Maybe this dispiriting state of affairs was inevitable; it was certainly made imminent by the life and celebrated death in 1955 of James Dean, who, as the predominance of motion pictures in the popular culture was ending, projected the misfitting surliness that would come to characterize the culture in which we now live.
Director Elia Kazan, who first brought Dean to the big screen, has written incisively in his memoir about the Dean legend he regrets having done so much to create: “Its essence was that all parents were insensitive idiots, who didn’t understand or appreciate their kids and weren’t able to help them. Parents were the enemy. I didn’t like the way [director] Nick Ray showed the parents in Rebel Without a Cause, but I’d contributed by the way Ray Massey was shown in my film [East of Eden]. In contrast to these parent figures, all youngsters were supposed to be sensitive and full of ‘soul.’ This didn’t seem true to me. I thought them — Dean, ‘Cal,’ and the kid he played in Nick Ray’s film — self-pitying, self-dramatizing, and good for nothing. I became very impatient with the Dean legend, especially when I received letter after letter thanking me for what I’d done for him and asking me to be a sponsor of a nationwide network of Jimmy Dean clubs. I didn’t respond to those letters.”

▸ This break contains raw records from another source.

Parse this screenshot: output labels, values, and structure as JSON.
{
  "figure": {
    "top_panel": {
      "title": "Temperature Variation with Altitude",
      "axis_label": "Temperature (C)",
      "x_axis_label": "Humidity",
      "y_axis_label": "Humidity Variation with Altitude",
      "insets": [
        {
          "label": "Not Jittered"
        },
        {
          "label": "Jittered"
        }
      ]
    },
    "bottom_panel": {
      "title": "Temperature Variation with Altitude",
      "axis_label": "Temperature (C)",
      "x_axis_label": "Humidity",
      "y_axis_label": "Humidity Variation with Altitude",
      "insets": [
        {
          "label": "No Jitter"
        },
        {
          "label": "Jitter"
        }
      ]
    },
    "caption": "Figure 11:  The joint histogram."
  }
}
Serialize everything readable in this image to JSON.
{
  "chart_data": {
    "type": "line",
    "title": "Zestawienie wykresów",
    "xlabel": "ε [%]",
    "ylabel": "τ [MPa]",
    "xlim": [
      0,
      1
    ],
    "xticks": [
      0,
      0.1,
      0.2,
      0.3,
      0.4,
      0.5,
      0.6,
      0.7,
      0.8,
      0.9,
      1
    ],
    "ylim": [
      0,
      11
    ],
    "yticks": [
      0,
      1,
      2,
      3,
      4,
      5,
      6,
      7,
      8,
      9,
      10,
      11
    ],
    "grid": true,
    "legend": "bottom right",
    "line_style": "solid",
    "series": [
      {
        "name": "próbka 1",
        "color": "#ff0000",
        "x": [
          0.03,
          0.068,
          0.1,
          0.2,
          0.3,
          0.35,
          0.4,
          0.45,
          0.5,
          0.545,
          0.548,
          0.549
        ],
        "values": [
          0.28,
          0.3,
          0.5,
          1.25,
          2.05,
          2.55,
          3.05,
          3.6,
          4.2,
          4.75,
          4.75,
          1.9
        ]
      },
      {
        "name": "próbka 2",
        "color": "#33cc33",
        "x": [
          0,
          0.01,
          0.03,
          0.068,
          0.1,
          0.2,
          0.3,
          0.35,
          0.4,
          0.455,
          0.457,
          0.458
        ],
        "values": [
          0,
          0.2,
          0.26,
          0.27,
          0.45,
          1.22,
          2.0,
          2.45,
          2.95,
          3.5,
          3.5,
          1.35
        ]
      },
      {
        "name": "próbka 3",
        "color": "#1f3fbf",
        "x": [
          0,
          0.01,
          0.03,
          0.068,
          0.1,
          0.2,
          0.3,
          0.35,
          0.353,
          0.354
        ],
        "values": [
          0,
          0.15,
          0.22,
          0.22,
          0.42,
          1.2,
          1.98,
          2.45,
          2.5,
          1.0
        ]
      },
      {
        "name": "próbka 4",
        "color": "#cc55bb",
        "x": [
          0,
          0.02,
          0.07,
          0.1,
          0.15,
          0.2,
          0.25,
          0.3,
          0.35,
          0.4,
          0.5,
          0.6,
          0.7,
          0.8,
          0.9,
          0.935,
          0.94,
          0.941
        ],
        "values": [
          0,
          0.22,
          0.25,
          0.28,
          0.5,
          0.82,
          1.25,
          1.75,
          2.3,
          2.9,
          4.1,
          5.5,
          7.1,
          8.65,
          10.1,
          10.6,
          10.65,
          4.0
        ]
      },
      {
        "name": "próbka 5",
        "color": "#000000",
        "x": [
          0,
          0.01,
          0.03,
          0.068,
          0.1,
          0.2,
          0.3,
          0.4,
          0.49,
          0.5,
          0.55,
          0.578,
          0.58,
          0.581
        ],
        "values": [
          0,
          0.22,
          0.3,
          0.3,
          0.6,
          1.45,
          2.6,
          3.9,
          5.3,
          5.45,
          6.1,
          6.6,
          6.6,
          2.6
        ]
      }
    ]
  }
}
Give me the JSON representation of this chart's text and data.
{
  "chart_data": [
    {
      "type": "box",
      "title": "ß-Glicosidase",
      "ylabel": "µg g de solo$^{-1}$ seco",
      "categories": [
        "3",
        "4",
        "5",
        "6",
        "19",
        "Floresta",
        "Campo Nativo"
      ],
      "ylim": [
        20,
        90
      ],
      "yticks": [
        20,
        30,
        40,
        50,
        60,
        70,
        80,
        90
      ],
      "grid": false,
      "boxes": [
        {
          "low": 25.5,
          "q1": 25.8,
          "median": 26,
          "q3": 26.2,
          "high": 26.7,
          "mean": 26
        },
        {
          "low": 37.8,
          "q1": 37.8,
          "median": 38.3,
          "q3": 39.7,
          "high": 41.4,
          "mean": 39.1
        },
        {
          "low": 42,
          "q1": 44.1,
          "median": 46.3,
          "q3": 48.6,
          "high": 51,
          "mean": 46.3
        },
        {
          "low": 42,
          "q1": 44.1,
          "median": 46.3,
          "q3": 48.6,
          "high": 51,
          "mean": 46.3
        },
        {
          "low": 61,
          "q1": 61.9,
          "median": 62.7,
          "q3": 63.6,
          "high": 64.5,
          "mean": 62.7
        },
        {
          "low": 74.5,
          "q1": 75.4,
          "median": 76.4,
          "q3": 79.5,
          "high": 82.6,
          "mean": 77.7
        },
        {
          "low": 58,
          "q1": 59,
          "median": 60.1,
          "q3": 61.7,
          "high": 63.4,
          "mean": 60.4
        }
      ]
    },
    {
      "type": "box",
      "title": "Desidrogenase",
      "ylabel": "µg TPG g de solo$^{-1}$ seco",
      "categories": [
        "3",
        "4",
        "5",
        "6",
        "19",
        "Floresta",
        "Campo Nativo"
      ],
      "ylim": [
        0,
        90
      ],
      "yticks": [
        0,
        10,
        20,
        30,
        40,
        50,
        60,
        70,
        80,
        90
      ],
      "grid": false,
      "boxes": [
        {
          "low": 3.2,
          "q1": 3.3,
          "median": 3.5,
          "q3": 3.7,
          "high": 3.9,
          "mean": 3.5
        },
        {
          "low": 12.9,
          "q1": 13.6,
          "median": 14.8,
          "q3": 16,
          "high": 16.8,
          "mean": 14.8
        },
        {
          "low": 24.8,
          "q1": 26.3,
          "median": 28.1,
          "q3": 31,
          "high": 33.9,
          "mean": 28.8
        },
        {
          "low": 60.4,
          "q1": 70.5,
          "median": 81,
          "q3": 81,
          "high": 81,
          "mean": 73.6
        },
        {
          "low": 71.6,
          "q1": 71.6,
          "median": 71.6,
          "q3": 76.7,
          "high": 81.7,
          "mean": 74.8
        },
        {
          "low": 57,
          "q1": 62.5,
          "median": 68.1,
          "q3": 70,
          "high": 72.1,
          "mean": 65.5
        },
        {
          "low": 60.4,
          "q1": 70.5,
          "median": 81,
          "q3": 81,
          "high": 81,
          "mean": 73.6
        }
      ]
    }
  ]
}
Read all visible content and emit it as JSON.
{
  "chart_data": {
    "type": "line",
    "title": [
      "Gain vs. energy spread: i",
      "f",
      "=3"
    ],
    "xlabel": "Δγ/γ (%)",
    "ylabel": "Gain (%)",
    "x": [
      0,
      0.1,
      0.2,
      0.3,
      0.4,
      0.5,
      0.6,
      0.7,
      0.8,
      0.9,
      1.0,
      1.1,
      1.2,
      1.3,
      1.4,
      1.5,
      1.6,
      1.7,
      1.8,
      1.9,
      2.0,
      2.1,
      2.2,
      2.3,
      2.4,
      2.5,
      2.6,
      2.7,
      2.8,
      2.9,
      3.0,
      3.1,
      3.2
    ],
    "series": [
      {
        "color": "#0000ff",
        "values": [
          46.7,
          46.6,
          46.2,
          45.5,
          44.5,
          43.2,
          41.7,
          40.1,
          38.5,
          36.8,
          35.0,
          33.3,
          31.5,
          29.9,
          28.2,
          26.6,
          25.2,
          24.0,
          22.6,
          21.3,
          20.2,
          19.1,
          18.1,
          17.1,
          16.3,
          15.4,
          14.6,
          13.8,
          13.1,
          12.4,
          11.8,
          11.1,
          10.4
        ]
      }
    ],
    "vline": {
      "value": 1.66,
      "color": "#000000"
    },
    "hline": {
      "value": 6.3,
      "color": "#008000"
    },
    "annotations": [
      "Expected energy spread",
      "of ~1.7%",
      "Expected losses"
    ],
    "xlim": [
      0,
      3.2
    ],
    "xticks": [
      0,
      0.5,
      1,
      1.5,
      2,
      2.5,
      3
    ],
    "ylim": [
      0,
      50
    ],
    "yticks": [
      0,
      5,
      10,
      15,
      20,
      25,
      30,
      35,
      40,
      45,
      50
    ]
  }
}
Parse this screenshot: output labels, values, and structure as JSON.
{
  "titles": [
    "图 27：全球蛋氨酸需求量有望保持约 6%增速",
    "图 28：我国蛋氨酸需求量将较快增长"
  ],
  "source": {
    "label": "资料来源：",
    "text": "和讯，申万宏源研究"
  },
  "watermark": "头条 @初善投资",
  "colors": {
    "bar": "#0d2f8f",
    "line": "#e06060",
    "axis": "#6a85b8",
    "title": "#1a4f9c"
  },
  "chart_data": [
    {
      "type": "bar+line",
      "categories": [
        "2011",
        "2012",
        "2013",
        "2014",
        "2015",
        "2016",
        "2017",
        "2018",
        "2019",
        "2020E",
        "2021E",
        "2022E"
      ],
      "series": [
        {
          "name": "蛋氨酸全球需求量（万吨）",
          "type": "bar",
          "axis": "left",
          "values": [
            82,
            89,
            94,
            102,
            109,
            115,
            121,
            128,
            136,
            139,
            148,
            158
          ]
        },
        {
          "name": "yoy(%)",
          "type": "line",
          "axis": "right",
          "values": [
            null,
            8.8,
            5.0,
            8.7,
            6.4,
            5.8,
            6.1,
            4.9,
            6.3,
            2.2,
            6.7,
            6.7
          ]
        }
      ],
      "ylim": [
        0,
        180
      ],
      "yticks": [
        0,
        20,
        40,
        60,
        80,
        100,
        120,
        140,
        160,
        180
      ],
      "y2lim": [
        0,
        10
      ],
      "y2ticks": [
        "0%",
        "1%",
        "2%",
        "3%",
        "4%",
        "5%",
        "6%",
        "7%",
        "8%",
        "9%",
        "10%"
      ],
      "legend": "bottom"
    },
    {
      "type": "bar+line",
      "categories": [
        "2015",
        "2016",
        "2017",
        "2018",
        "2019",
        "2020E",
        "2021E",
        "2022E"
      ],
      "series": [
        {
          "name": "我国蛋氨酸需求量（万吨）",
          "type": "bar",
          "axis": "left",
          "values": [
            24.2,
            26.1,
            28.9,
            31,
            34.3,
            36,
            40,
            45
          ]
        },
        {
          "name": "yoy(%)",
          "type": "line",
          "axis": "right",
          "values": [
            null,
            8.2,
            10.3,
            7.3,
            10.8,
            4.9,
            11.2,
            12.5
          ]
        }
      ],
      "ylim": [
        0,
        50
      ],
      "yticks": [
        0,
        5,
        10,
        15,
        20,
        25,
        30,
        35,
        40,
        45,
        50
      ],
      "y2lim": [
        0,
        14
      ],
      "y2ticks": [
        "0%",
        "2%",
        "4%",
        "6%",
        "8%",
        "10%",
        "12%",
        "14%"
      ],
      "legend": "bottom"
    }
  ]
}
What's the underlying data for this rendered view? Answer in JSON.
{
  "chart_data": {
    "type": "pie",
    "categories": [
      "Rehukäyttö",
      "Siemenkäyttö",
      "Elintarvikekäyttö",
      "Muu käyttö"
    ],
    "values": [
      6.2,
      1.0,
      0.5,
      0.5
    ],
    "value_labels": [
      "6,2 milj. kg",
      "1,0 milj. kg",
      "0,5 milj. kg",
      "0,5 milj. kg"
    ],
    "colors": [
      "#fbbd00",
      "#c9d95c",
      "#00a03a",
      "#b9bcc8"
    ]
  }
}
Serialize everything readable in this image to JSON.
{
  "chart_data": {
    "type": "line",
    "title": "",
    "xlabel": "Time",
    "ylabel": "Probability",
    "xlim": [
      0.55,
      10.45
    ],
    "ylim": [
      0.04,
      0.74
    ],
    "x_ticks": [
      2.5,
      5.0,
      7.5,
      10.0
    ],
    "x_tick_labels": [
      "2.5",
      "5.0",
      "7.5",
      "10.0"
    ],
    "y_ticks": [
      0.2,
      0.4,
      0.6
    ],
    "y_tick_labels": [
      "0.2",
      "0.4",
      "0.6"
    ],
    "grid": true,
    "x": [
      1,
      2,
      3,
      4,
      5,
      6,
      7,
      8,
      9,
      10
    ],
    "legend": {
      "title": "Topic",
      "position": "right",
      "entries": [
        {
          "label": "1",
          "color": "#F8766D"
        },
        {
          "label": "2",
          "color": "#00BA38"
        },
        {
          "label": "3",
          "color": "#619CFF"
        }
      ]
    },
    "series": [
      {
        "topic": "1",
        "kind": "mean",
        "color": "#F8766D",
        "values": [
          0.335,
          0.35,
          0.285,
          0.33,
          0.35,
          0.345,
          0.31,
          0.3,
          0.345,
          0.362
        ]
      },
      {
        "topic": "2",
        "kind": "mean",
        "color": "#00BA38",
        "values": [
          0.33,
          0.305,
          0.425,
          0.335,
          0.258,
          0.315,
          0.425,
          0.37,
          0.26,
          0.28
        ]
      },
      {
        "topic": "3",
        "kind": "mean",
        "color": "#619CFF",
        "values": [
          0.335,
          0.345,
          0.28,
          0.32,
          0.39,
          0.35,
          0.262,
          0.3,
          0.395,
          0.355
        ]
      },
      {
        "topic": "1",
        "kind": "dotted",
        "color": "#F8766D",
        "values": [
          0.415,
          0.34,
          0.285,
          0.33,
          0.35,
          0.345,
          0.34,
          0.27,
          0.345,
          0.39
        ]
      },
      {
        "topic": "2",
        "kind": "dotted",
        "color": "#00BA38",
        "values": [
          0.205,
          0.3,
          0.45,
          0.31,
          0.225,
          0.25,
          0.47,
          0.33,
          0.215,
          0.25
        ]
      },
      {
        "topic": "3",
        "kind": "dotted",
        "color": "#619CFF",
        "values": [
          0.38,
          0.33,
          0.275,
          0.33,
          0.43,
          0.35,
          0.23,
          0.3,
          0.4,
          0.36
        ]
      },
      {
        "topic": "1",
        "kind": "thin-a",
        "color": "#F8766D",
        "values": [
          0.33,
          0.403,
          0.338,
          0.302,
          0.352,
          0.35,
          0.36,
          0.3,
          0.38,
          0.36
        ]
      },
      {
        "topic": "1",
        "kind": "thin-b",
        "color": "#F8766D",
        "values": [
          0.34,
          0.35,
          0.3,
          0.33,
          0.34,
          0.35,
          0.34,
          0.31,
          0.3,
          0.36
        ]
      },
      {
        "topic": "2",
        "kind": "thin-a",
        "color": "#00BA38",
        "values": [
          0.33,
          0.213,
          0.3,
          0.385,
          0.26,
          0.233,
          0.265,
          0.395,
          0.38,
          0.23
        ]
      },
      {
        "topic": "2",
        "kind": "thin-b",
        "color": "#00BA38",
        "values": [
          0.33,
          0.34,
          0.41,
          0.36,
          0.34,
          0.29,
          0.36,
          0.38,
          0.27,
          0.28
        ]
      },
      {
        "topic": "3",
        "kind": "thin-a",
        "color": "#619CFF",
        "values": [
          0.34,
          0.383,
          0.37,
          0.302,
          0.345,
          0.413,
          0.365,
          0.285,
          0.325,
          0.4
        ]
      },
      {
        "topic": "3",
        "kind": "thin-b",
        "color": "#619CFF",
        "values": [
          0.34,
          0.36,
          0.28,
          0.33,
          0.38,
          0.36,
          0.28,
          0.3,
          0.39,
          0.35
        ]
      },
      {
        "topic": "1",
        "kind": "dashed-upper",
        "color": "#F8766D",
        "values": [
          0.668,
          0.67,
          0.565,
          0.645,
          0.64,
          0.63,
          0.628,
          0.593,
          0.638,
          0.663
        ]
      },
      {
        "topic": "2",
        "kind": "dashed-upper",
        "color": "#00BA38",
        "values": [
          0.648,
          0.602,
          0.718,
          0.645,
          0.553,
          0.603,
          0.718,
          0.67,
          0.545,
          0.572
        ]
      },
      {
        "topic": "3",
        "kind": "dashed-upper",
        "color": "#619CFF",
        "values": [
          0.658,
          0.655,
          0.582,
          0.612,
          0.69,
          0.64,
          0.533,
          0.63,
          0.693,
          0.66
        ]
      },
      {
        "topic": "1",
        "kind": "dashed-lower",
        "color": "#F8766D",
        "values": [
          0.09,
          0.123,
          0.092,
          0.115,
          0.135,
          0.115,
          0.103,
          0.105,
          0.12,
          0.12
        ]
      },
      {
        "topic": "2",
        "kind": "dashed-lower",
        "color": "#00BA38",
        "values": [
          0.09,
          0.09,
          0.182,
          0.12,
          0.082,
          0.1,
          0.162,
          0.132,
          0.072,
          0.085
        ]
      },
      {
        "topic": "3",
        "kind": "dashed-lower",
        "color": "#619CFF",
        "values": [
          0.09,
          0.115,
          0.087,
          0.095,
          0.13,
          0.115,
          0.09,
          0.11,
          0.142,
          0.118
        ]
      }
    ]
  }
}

Parent vs. child. Square vs. cool. Bourgeois vs. rock. Who won? Dean pouts on a U.S. stamp, sets the style for middle-class pooches, and is a symbol embraced by a conservative senator from the heartland. Of course, in spite of everything, bourgeois culture continues to exist. It even dominates American politics. But on a cultural level, it is an army in rout, flummoxed by or oblivious to a conflict older, and perhaps more fundamental, than the wars over political correctness.
Elvis Presley, of all people, seemed to understand the natural tension between the bourgeois culture and the rock culture. As the two camps have melded and blurred, it is bourgeois culture that has been transformed, having meekly yielded its own identity. In so doing, it seems to have lost any understanding of what it takes to survive in a meaningful form. Could that bell be tolling for thee? If ever there is to be a restoration of a culture compatible with, rather than corrosive of, civil society, the defenders and promoters of ordinary American life must listen, and seek to understand what it is that has died.
Diana West, who freelances from Washington, D.C., has written for THE WEEKLY STANDARD about the children’s horror novelist R. L. Stine and the movie director Oliver Stone.